Security is not only about data — it is also about the physical and clinical safety of the patient wearing our hardware. The reference headset and its operating procedures are designed around six known risk categories:

• Skin irritation. Long-wear EEG electrodes can irritate skin, especially in sensitive or pediatric patients. We screen for skin conditions before any clinical use, monitor during wear, and specify hypoallergenic, latex-free electrodes and gels in the pilot kit.
• Infection risk. Reusable electrodes create a cross-contamination path if disinfection is incomplete. We enforce sterilization protocols on every reusable component, use medical-grade disinfectants, and supply single-use disposable electrodes where the clinical workflow allows.
• Allergic reactions to gels and adhesives. Pre-use allergy screening is mandatory in the pilot protocol; alternative gels and adhesive formulations are evaluated continuously, and emergency response materials must be on hand throughout any recording session.
• Fatigue and discomfort. Long monitoring sessions can cause headaches, restlessness, or distress — particularly in pediatric patients. We design the headset for low-pressure long wear, communicate session expectations clearly, and build rest periods into the protocol.
• Electromagnetic interference. EEG signals are sensitive to ambient electromagnetic fields. The device uses shielded cabling and grounded reference; the deployment guide includes environmental controls (mobile-device handling rules in the recording space, power-isolation requirements).
• Incorrect results. EEG acquisition has many failure points — loose electrodes, motion artifact, technician error. We mitigate through staff training, certification, routine equipment calibration, and software-level signal-quality monitoring that flags poor data before the model is asked to interpret it.

These categories will be itemized further in the clinical evaluation report submitted with the CE-MDR package; this list is the operating intent today.

Coordinated vulnerability disclosure

If you believe you have found a security vulnerability in our website, mobile app, or platform, please report it to clinical@nsai.fi.

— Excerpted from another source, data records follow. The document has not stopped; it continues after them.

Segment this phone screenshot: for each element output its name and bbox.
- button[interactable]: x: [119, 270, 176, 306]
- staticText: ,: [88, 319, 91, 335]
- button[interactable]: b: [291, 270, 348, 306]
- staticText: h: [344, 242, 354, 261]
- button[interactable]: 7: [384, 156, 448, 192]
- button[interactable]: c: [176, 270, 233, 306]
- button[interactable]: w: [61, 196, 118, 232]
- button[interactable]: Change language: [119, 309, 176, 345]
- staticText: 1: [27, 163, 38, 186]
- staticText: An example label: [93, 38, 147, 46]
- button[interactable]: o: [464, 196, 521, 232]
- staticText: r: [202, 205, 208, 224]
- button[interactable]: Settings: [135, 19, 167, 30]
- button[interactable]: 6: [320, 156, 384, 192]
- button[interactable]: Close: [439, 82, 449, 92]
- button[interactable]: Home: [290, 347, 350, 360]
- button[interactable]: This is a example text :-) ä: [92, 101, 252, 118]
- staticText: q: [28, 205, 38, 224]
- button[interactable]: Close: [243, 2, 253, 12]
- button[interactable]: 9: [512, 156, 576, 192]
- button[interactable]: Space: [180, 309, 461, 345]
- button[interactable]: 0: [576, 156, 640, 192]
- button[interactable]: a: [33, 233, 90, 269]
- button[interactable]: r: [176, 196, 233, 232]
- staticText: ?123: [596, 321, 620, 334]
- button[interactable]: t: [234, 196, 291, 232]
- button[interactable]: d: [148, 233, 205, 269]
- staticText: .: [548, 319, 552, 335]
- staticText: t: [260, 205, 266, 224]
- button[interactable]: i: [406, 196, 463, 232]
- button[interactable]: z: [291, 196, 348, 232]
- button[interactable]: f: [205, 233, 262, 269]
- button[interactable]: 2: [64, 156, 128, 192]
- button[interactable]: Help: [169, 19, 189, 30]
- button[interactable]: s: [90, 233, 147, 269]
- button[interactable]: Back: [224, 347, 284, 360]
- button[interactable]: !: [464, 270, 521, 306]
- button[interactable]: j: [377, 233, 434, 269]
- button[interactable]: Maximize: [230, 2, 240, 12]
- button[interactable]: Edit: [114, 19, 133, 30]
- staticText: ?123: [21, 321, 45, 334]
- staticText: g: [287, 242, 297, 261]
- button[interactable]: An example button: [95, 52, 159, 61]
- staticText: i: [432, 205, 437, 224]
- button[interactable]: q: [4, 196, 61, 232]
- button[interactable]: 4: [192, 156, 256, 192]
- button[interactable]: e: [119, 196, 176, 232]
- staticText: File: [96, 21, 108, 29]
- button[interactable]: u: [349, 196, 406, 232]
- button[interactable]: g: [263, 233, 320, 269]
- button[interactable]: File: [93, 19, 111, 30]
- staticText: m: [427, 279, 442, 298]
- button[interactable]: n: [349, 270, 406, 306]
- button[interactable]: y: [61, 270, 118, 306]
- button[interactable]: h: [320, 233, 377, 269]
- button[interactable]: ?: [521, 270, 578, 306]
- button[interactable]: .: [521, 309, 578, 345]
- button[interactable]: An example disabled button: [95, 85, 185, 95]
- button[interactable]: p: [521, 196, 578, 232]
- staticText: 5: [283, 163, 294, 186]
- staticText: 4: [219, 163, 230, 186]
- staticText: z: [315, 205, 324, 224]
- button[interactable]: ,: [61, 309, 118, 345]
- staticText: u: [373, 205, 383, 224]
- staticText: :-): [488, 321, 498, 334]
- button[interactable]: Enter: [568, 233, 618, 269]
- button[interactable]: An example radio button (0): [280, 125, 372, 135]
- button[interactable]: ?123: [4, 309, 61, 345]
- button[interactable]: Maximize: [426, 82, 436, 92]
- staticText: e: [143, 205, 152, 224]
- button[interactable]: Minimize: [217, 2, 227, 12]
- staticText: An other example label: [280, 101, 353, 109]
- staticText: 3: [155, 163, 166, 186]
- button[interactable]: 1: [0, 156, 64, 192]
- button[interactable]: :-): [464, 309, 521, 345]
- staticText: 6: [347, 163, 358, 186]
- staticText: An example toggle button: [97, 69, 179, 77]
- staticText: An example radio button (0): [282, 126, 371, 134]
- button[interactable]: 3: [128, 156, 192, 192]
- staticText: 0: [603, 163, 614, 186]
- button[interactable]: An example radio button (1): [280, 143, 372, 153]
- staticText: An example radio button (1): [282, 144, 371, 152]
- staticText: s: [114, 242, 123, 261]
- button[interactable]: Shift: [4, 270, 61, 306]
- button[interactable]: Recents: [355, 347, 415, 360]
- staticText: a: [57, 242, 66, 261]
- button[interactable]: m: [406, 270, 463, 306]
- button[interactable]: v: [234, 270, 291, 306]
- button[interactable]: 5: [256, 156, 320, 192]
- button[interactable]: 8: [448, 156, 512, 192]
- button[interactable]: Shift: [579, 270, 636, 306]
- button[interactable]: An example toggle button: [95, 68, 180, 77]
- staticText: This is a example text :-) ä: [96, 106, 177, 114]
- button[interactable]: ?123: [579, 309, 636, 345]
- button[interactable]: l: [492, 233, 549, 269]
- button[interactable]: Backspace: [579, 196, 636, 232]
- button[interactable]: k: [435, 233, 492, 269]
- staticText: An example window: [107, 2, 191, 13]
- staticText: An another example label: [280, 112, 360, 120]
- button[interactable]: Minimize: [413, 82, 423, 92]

PGP key available on request.

Our commitment:

• Acknowledgement within 24 hours.
• Confirmed triage and disclosure schedule within 5 business days.
• No legal action against good-faith researchers who follow this process.
• Credit in any public advisory, unless you prefer anonymity.

What we ask:

• Do not exploit a vulnerability beyond what is necessary to demonstrate it.
• Do not access, modify, or exfiltrate data belonging to other users.
• Give us reasonable time to remediate before public disclosure — typically 90 days, longer if the issue is in a clinical pathway.

Out of scope

The following do not constitute security vulnerabilities for the purposes of our disclosure program: missing CSP headers without a demonstrated exploit, missing rate-limiting on contact forms, vulnerabilities in third-party services that we do not control, social engineering of NSAS staff, denial-of-service attacks.